Öğretilmiş çaresizlik

Öğretilmiş çaresizlik anlamı ile “kişinin geçmişteki deneyimleri ve başarısız sonuçlarla karşılaşması durumunda ortaya çıkan bir ruh halidir. Bu ruh hali, süreklilik gösteren stresli durumlar gelişerek kişinin kendini etkisiz hissetmesine neden olur.
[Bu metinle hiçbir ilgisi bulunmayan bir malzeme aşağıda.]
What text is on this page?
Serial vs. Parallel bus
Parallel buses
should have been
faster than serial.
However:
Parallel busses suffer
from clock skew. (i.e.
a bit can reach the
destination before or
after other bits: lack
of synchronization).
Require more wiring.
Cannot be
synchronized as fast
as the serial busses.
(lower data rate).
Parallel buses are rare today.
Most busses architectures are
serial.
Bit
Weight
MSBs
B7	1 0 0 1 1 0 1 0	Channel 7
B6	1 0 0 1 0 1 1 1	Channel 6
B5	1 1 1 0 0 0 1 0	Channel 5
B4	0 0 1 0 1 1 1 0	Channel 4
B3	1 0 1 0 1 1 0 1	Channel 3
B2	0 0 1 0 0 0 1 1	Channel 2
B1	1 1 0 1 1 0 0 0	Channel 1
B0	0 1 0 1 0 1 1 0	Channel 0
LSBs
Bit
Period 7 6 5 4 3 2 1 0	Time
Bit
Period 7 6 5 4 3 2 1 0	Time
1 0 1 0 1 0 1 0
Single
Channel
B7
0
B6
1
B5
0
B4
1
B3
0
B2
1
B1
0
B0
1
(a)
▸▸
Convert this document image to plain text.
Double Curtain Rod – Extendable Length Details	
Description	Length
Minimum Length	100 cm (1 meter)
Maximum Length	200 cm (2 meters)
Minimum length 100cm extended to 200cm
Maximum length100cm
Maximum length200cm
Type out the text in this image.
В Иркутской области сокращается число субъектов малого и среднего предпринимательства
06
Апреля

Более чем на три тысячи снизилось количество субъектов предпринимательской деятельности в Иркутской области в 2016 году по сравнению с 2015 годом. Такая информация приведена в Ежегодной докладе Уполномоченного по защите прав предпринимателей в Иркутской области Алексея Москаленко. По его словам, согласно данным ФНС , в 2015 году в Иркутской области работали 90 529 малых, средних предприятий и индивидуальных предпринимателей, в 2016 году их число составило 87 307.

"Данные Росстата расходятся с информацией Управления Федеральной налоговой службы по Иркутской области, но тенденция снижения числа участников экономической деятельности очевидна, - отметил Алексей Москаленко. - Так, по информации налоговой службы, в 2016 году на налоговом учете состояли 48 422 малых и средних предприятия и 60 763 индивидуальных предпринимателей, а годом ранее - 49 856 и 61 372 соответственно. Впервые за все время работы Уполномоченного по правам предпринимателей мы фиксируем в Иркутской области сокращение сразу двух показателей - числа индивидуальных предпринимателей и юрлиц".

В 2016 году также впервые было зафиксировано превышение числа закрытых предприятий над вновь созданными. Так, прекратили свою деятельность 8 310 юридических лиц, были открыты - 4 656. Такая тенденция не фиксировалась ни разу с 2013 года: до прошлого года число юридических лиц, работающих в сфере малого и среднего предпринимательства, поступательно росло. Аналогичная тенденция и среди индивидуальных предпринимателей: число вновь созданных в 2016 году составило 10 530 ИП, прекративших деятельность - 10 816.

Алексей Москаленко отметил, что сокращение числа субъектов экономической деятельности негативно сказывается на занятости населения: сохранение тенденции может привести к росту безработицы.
Dolayısıyla kişi, çaresizlik hissettiği durumlar karşısında istese de başarı elde edemeyeceğini düşünerek hareketsiz kalma eğilimi gösterebilir.” şeklinde tanımlanıyor.

İnsanımız siyaset ve spor başta olmak üzere pek çok alanda karşısındaki rakibin gücüne ve daha önce yaptıklarına bakarak kendisine bir rol çiziyor ve o rol çerçevesinde gireceği mücadeleden nasıl bir sonuç ile ayrılacağı noktasında bir karar veriliyor.
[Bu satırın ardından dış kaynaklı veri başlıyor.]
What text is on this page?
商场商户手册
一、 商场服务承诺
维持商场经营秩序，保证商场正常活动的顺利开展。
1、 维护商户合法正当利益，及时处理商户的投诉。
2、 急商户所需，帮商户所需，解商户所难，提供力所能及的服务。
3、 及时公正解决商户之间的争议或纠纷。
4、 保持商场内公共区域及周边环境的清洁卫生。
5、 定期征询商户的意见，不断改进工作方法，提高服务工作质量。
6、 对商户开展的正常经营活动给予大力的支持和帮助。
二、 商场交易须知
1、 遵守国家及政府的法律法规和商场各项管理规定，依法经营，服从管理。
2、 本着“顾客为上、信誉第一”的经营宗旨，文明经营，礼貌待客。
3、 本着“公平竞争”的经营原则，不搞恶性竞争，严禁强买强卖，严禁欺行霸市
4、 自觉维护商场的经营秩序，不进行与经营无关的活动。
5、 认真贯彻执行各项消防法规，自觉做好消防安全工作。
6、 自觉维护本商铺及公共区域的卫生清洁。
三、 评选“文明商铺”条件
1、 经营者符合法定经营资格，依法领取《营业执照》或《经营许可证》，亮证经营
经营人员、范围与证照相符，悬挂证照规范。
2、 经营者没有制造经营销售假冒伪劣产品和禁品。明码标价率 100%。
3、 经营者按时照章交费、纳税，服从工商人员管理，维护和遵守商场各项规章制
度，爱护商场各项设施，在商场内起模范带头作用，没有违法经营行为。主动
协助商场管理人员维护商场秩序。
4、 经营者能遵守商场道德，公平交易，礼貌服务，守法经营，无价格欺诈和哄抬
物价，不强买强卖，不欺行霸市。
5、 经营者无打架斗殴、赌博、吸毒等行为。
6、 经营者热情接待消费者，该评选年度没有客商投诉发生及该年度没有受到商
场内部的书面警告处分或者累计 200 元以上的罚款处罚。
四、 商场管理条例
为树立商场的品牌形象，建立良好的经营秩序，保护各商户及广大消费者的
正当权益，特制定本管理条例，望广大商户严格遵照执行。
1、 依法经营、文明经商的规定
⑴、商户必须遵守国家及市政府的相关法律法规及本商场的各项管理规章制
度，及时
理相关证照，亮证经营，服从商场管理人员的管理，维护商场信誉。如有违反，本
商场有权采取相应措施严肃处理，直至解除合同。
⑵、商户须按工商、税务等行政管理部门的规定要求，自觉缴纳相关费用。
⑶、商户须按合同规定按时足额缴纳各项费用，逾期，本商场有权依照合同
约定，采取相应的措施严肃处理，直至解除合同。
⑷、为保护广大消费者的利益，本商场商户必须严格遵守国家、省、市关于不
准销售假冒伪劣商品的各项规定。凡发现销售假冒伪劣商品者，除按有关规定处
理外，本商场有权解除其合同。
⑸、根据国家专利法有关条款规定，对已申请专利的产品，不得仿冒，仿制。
Hatırlayan okuyucularımız vardır, Uzun yılar önce futbolda Türk milli takımımız dünyanın adı sanı belli olmayan bir ülkesi ile futbol karşılaşması yapacaksa o karşılaşma öncesi bizde “nasıl olsa yenileceğiz” şeklinde bir düşünce hasıl olurdu.
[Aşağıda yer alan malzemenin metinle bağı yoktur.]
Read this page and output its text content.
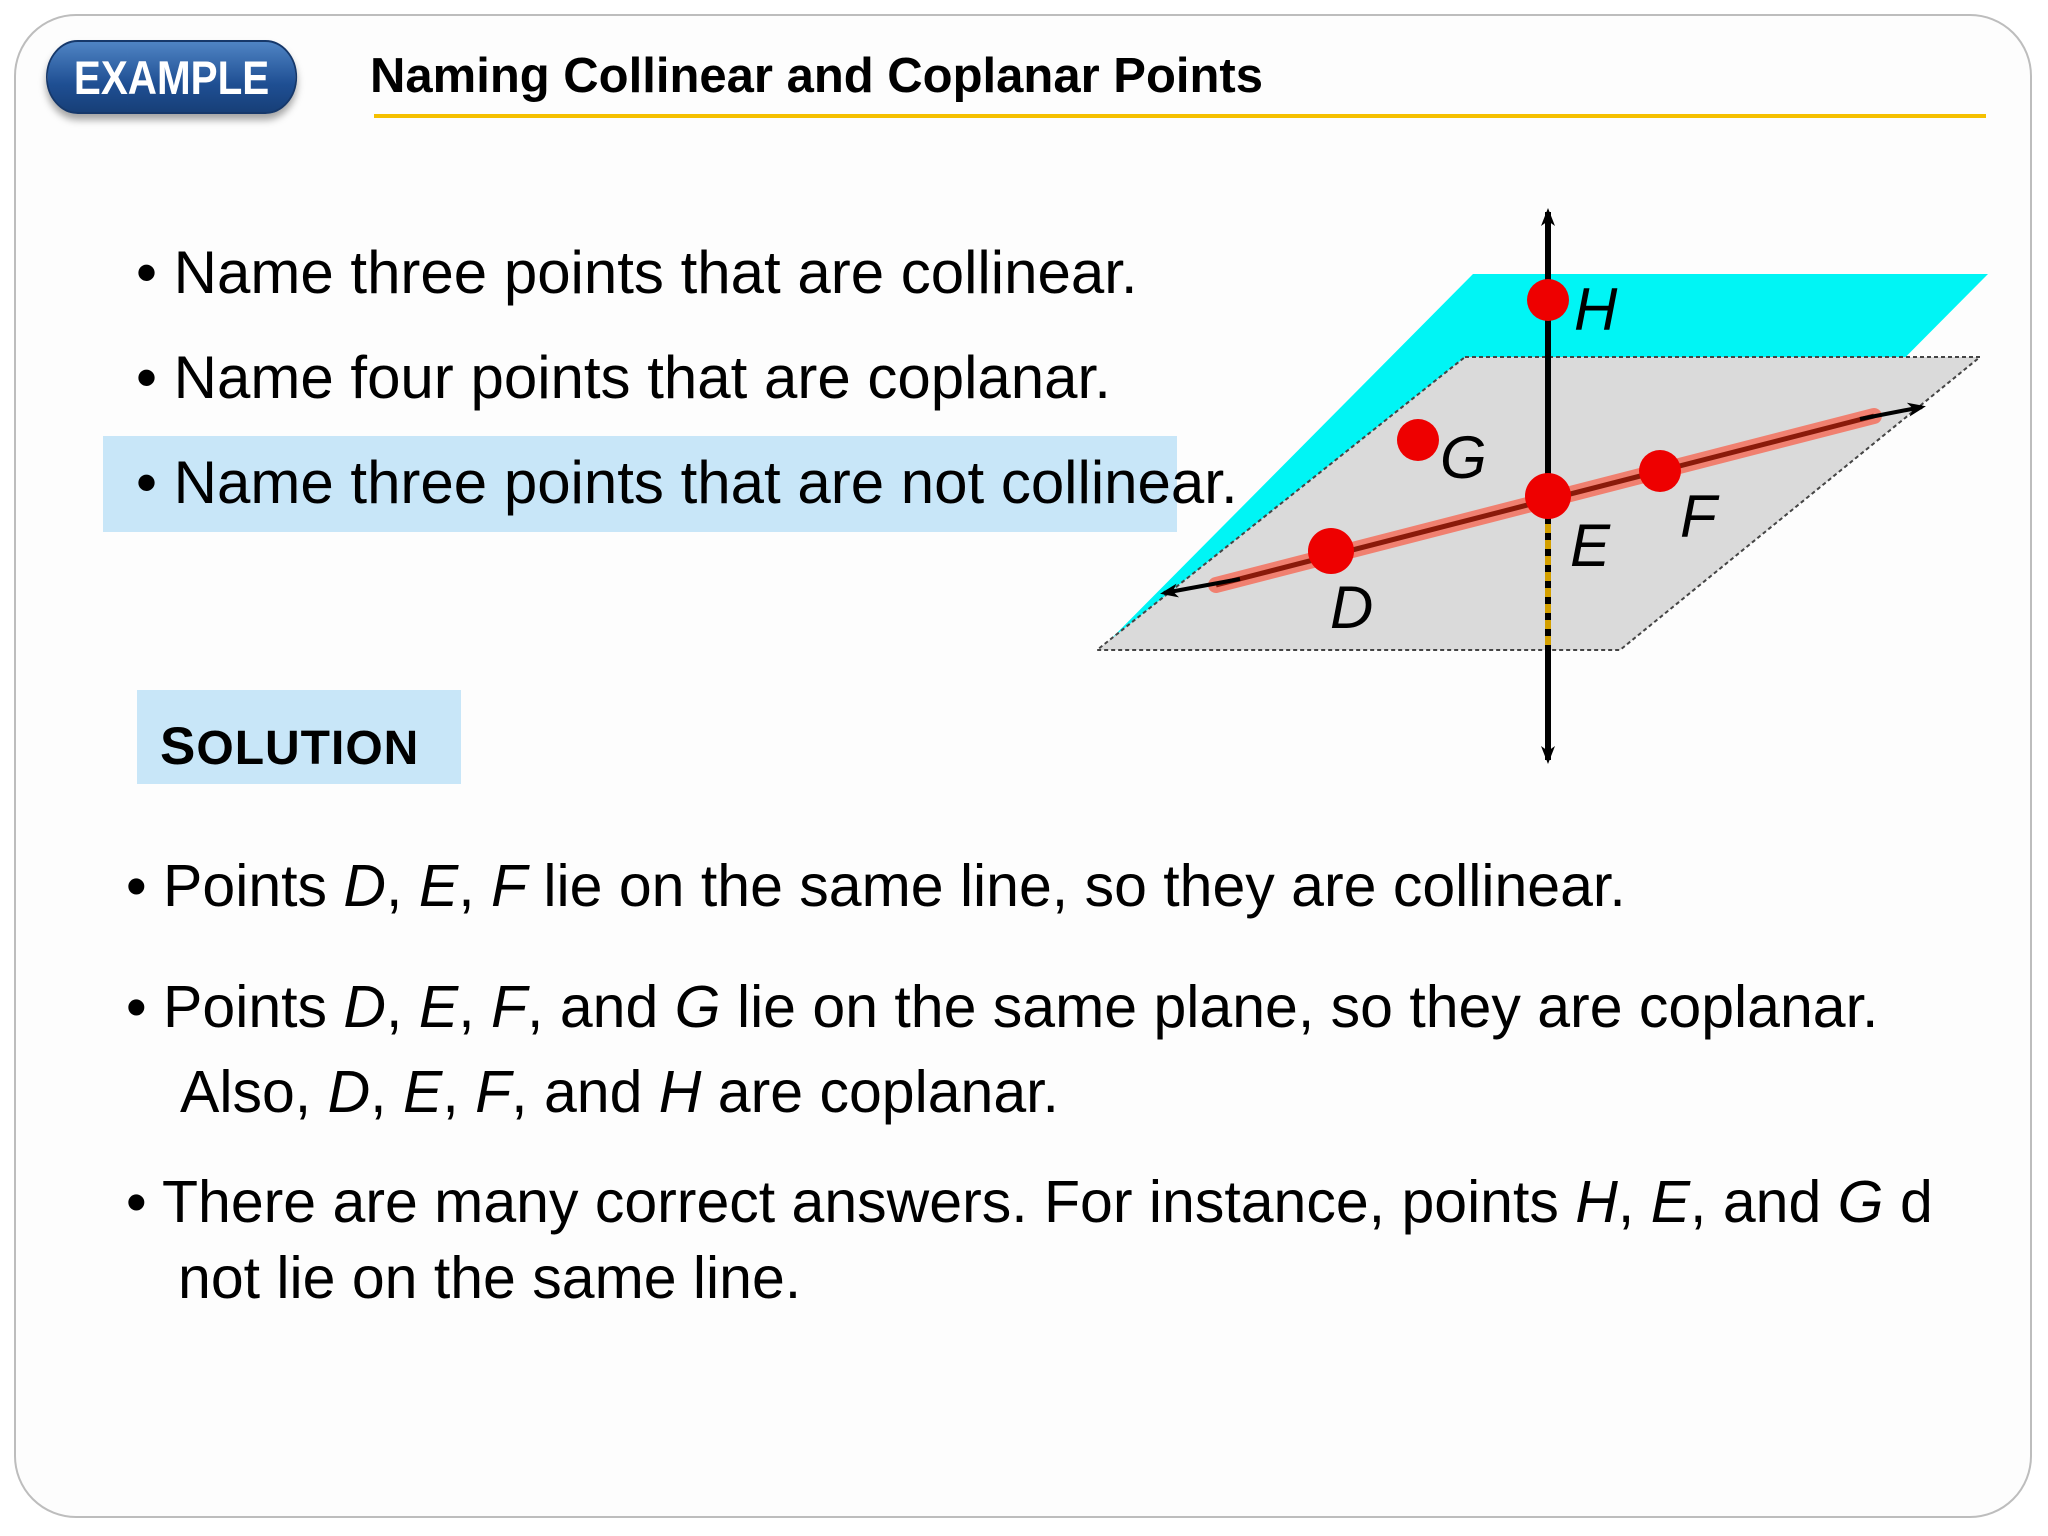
EXAMPLE	Naming Collinear and Coplanar Points
• Name three points that are collinear.
• Name four points that are coplanar.
H
G
E F
D
• Name three points that are not collinear.
SOLUTION
• Points D, E, F lie on the same line, so they are collinear.
• Points D, E, F, and G lie on the same plane, so they are coplanar.
Also, D, E, F, and H are coplanar.
• There are many correct answers. For instance, points H, E, and G d
not lie on the same line.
Biz kendimizi bildik bileli dünyada İsrail-ABD ve İngiltere üçgeni nerede ise “asla yenilmez” bir güç olarak kabul edilir ve şartlar ne olursa olsun bu üç ülkenin girecekleri her mücadeleden galip çıkılacağına inanılıyor.

Bu şekildeki “Öğretilmiş çaresizliği” en derin şekilde şu an İsrail’in Filistin’e karşı başlattığı insanlık dışı saldırılar karşısında adeta “sessiz sinema” oynar gibi “ne olursa olsun İsrail bu kavgadan galip çıkacak” noktasına demir atmış durumdayız.

Güçlüye karşı kuvvetliye karşı olan bu “öğretilmiş çaresizlik” sendromu karşısında sus pus olanları dinlediğinizde kendilerine “peki biz bu psikolojiden nasıl kurtulacağız.?” sorusunu yönelttiğimizde cevap tabi ki “-Bekleyin acele etmeyin her şeyin bir sırası var” şeklinde oluyor.

Muhataplarımıza “-Yahu her kelamınızın başında biz dünya deviyiz, bu coğrafyada bizden habersiz yaprak kımıldamıyordu, daha kısa bir süre önce Azerbaycan ile Ermenistan arasında başlayan çatışmalarda Türkiye’nin gönderdiği İHA ve SİHA’ların savaşın Azerbaycan lehine döndüğünü söylüyorduk, şimdi ne oldu bize” dediğimizde “-Orası Ermenistan’dı burası İsrail” cevabını alıyoruz.

Bu “Öğretilmiş çaresizlik” sendromundan ne zaman ve ne şekilde kurtulacağımız ile ilgili bizim bir zaman tahminimiz yok, İsrail-ABD-İngiltere üçlüsünü yerle yeksan edebileceğini düşündüğümüz “Ebabil kuşlarının” da artık kolay kolay gelmeyeceği de söylendiğine göre işin doğrusu halimiz harap.

Sabahtan akşama kadar hangi televizyon kanalını açsanız dünyada var olan tüm emperyalist ülkeleri perişan eden kahramanlar ile karşılaşıyor gurur duyuyoruz, Ancak dizi bitip te sokağa çıkıp var olan gerçekleri ile karşı karşıya kaldığımızda her gün biraz daha büyük yıkım ile yüzleşiyoruz.

Bıkmadan usanmadan bu olup bitenlerin bize bir faydası olmadığını bizi kurtaracak tek hadisenin ilimde, teknikte, Fen’de batı ülkeleri ne yapıyorsa bizim onlardan bir adım öne geçebilirsek içerisinde bulunduğumuz zorluklardan kurtulabileceğimizi anlatıp duruyoruz.

Aksi taktirde “Öğretilmiş çaresizlik” bizim olduğu gibi bizden sonraki nesillerinde alın yazısı olarak kalacak.